Margrave William of Baden-Baden (30 July 1593 – 22 May 1677) was the ruler of Baden-Baden between 1621 and 1677.

Life
Born in Baden-Baden, he was the eldest son of Margrave Edward Fortunatus of Baden and Maria of Eicken. He was Geheimrat, Generalfeldmarschall and Imperial Kammerrichter of Speyer, which gave him his nickname: Wilhelm der Kammerrichter. Wilhelm was also a Knight in the Order of the Golden Fleece.

He raised his grandson and successor Ludwig Wilhelm.

Wilhelm only received the Regency of Baden after the victory of Johann Tserclaes, Count of Tilly in the Battle of Wimpfen over Georg Friedrich, Margrave of Baden-Durlach, whose brother Ernst Friedrich had occupied Baden-Baden in 1594.

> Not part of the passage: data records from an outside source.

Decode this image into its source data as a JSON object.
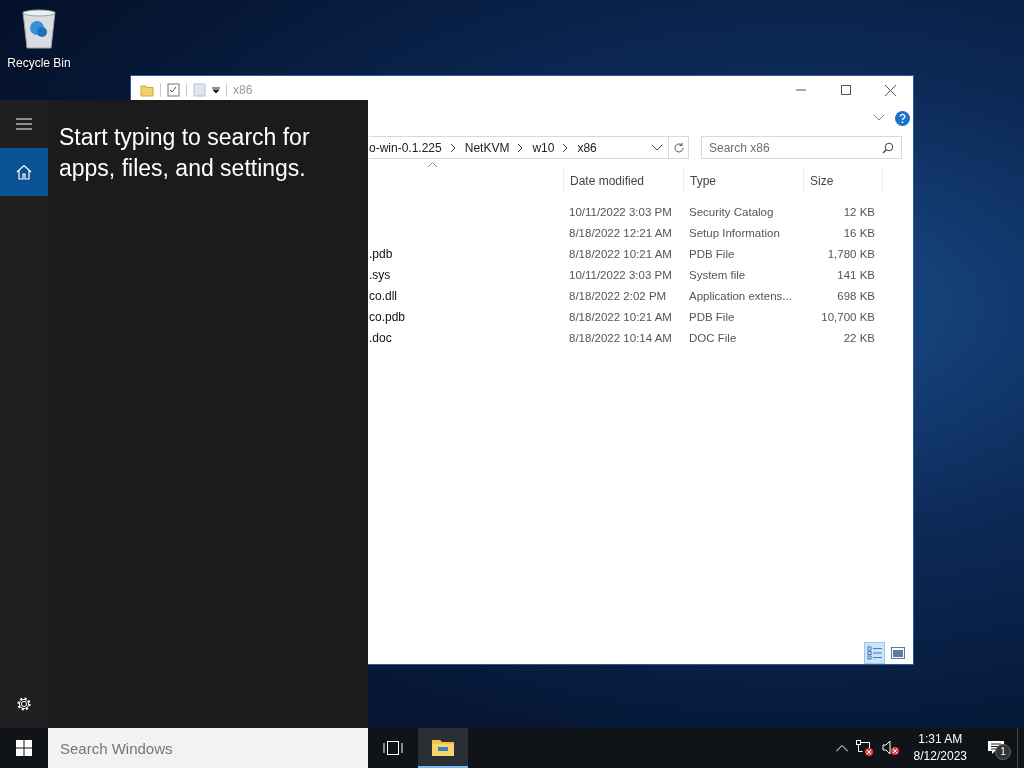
{
  "desktop": {
    "icons": [
      {
        "label": "Recycle Bin"
      }
    ]
  },
  "explorer": {
    "title": "x86",
    "breadcrumb": [
      "o-win-0.1.225",
      "NetKVM",
      "w10",
      "x86"
    ],
    "search": {
      "placeholder": "Search x86"
    },
    "columns": [
      "Date modified",
      "Type",
      "Size"
    ],
    "rows": [
      {
        "date": "10/11/2022 3:03 PM",
        "type": "Security Catalog",
        "size": "12 KB"
      },
      {
        "date": "8/18/2022 12:21 AM",
        "type": "Setup Information",
        "size": "16 KB"
      },
      {
        "name": ".pdb",
        "date": "8/18/2022 10:21 AM",
        "type": "PDB File",
        "size": "1,780 KB"
      },
      {
        "name": ".sys",
        "date": "10/11/2022 3:03 PM",
        "type": "System file",
        "size": "141 KB"
      },
      {
        "name": "co.dll",
        "date": "8/18/2022 2:02 PM",
        "type": "Application extens...",
        "size": "698 KB"
      },
      {
        "name": "co.pdb",
        "date": "8/18/2022 10:21 AM",
        "type": "PDB File",
        "size": "10,700 KB"
      },
      {
        "name": ".doc",
        "date": "8/18/2022 10:14 AM",
        "type": "DOC File",
        "size": "22 KB"
      }
    ],
    "view_modes": [
      {
        "kind": "details",
        "selected": true
      },
      {
        "kind": "large-icons",
        "selected": false
      }
    ]
  },
  "start_menu": {
    "nav": [
      {
        "kind": "menu",
        "selected": false
      },
      {
        "kind": "home",
        "selected": true
      }
    ],
    "prompt": "Start typing to search for apps, files, and settings."
  },
  "taskbar": {
    "search": {
      "placeholder": "Search Windows"
    },
    "apps": [
      {
        "kind": "task-view",
        "active": false
      },
      {
        "kind": "file-explorer",
        "active": true
      }
    ],
    "clock": {
      "time": "1:31 AM",
      "date": "8/12/2023"
    },
    "notifications": {
      "count": "1"
    }
  }
}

During the Regency of Wilhelm, Baden suffered from a terrible witch-hunt. Between 1626 and 1631, some 244 people, mostly women, were charged and 231 were condemned and burned in the Baden-Baden witch trials.

In 1631, Wilhelm lost Baden to the Swedish General Gustav Horn and regained control only after the Peace of Prague (1635) and the Peace of Westphalia on 24 October 1648. During this fighting, Wilhelm was taken prisoner, but not recognized and released as an ordinary soldier.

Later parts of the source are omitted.